A statement on her official website said the star had suffered from breast cancer, which had spread to her liver.
A trained dancer, she began her career at The Ballet Russe de Monte Carlo and used those skills to perform her own stunts alongside Adam West's Batman.
Craig also played Martha, the green Orion Slave Girl who wanted to kill Captain Kirk, in the third season of Star Trek.
And she starred in two movies opposite Elvis Presley - It Happened at the World's Fair and Kissin' Cousins.
Yvonne Craig starred alongside Burt Ward (Robin, left) and Adam West (Batman, right) in the 1960s
But it was her performance as librarian Barbara Gordon, who secretly moonlights as Batgirl, that defined her career.
She joined the TV show in its third and final series in 1967, thwacking and kapow-ing Gotham's bad guys alongside Batman and Robin.
The show is still seen around the world today, something which came as a surprise to the actress in her later years.
"I really didn't think we were making Gone With the Wind," she said. "Just an episodic TV series that would be over when it was over and then it would never rerun again.
"I meet women today who tell me that they grew up viewing Batgirl as an important role model. If they choose to know me in that context, well, I'll take it."
Later in life, Craig worked as a estate agent before going into the prepaid phone card business. In 2000, she wrote a book called From Ballet to the Batcave and Beyond, which took stock of her career.
More recently, Craig provided voices for the Nickelodeon cartoon series Olivia, and was the executive producer on the documentary film Birth.

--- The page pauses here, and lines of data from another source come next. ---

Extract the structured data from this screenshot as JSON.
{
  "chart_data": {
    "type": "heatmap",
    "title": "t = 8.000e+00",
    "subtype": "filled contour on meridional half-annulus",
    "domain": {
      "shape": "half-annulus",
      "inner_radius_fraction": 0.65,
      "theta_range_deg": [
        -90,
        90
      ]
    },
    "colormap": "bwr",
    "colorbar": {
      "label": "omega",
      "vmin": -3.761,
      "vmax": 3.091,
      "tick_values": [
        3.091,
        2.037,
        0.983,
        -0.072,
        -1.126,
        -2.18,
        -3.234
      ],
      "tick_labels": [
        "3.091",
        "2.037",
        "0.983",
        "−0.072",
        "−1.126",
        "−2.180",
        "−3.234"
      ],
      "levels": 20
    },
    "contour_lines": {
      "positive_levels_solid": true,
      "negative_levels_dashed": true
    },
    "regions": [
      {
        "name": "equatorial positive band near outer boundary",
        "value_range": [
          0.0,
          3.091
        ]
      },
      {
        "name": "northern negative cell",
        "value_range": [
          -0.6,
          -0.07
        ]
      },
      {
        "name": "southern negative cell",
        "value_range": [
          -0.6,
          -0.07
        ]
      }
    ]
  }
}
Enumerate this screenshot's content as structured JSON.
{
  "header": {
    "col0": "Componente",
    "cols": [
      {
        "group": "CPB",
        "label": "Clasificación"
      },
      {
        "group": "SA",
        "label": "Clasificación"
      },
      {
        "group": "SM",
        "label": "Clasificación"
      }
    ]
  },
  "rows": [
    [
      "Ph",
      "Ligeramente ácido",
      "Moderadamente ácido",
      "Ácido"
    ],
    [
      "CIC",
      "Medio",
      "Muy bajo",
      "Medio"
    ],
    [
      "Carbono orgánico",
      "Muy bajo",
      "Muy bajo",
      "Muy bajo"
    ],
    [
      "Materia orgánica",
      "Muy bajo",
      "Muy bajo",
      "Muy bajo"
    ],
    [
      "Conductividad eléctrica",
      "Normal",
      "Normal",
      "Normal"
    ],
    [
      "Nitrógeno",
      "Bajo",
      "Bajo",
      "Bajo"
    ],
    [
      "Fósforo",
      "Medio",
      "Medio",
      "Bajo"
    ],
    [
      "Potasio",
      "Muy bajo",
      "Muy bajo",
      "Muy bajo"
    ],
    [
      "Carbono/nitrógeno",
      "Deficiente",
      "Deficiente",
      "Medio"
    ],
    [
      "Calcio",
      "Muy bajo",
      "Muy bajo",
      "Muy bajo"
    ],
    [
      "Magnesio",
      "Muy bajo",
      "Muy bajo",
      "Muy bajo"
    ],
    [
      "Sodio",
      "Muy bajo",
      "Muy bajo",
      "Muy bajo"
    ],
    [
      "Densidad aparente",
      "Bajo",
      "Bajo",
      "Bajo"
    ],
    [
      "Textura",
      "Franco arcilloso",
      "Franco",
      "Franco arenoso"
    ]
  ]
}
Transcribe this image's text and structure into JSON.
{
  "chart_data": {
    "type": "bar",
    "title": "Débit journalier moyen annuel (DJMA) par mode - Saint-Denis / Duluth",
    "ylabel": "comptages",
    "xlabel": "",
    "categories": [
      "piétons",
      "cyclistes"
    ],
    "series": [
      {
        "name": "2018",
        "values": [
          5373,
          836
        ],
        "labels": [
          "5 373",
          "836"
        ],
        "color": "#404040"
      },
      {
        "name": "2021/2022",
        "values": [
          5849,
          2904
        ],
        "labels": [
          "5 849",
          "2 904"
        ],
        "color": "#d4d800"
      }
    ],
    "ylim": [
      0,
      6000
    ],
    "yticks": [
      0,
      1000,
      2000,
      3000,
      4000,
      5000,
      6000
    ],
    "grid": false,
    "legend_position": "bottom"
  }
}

The actress worked with Bing Crosby, George Hamilton, Dennis Hopper and Elvis Presley in a long and varied career
In the statement on Craig's website, her family said: "Yvonne excelled in ballet, a film career, a business life, as well as in philanthropic and charity work over the years.
"She had been able to do this with joy and much laughter and she wouldn't have changed a thing. Well, maybe one thing and that would have been not to get cancer.
"She had been in chemo almost continuously for the past two plus years since being diagnosed and that had weakened her immune system as well as her body.
"This didn't dampen her sense of humour or her spirit, she intended to fight and win this battle. In the end, her mind still wanted to fight but her body had given up."
Craig died on Monday at her home in the Pacific Palisades, surrounded by her immediate family.
She is survived by her husband, Kenneth Aldrich, sister Meridel Carson and nephews Christopher and Todd Carson.